Procédure devant la Cour :
Par une requête enregistrée le 15 décembre 2015, Mme D...épouse B...représentée par Me E...demande à la Cour :
1°) d'annuler ce jugement du tribunal administratif de Bastia du 15 octobre 2015 ;
2°) d'annuler la décision d'opposition à déclaration préalable prise par le maire de Porto-Vecchio le 29 septembre 2014 ;
5°) et de mettre à la charge de la commune de Porto-Vecchio une somme de 3 000 euros en application de l'article L. 761-1 du code de justice administrative.
Elle soutient que :
- les premiers juges ont omis d'examiner si la consultation de la commission départementale de la consommation des espaces agricoles était légalement exigible ;
- le délai d'instruction n'a pu être prolongé, la déclaration n'étant pas soumise à la consultation obligatoire de la CDCEA ;
- le maire a ainsi retiré la décision de non-opposition tacite née le 7 septembre 2014 sans respecter la procédure contradictoire préalable ;
- le terrain d'assiette est situé dans les parties actuellement urbanisées de la commune, n'a pas de vocation agricole et aucune activité agricole ne s'y exerce ;
- la décision est fondée sur un avis conforme illégal du préfet ;
- son projet comportant un lot à bâtir ne constitue pas une extension de l'urbanisation au sens de l'article L. 146-4 I du code de l'urbanisme ;
- le préfet n'était pas tenu de suivre l'avis de la CDCEA non fondé sur des faits objectifs.

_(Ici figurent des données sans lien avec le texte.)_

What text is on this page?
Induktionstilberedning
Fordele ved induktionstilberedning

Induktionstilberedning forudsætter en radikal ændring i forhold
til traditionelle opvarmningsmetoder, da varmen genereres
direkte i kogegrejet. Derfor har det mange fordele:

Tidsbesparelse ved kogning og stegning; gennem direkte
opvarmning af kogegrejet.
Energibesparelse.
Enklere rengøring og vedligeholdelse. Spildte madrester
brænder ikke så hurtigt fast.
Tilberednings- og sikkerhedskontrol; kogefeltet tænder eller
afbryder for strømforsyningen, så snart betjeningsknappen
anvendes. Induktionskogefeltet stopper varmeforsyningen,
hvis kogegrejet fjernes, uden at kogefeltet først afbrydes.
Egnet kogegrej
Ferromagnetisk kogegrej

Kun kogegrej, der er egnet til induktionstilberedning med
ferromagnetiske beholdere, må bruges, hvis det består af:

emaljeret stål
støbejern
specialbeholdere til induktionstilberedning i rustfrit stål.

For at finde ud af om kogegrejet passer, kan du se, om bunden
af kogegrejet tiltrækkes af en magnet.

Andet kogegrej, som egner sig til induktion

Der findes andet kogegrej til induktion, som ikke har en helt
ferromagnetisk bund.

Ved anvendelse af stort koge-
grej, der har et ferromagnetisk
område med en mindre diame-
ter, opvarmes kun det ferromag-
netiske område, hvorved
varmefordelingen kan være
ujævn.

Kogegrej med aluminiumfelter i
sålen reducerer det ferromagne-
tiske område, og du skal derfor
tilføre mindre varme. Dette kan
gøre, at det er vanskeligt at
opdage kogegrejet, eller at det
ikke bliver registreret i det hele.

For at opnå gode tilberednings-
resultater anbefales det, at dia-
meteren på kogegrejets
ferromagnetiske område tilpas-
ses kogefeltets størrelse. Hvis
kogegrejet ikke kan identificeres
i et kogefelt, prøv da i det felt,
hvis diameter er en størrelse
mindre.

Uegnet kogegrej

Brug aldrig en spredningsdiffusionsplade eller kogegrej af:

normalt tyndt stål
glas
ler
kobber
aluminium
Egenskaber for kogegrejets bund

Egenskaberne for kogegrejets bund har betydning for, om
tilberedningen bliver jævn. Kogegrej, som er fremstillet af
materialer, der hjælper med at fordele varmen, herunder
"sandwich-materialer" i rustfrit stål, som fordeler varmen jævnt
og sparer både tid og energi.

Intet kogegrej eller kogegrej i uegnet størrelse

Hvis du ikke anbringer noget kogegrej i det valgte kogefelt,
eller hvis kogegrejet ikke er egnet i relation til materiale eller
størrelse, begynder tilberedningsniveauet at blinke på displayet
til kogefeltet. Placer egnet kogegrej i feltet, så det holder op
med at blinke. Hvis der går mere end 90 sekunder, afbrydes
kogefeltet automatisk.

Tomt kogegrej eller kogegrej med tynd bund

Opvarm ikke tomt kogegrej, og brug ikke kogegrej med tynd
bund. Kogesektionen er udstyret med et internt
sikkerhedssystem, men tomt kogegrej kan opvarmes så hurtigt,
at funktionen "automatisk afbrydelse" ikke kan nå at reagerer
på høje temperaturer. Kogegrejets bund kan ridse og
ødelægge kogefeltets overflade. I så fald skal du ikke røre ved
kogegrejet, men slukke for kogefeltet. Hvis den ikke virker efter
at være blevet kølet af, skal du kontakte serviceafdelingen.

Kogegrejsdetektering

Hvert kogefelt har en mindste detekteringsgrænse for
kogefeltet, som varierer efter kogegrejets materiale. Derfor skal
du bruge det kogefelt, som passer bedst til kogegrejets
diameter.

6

Par un mémoire en défense enregistré le 10 novembre 2016, la commune de Porto-Vecchio conclut au rejet de la requête et à ce qu'une somme de 2 000 euros soit mise à la charge de Mme D...épouse B...en application de l'article L. 761-1 du code de justice administrative.
Elle soutient qu'aucun des moyens invoqués par la requérante à l'encontre de la décision en litige n'est fondé.
Vu les autres pièces du dossier ;
Vu :
- le code de l'urbanisme ;
- la loi n° 2000-32 du 12 avril 2000 ;
- le code de justice administrative.
Ont été entendus au cours de l'audience publique :
- le rapport de Mme Hameline,
- les conclusions de M. Revert, rapporteur public ;
- les observations de Me C...substituant Me E...représentant Mme D... épouse B... et celles de Me A...substituant Me H...représentant la commune de Porto-Vecchio.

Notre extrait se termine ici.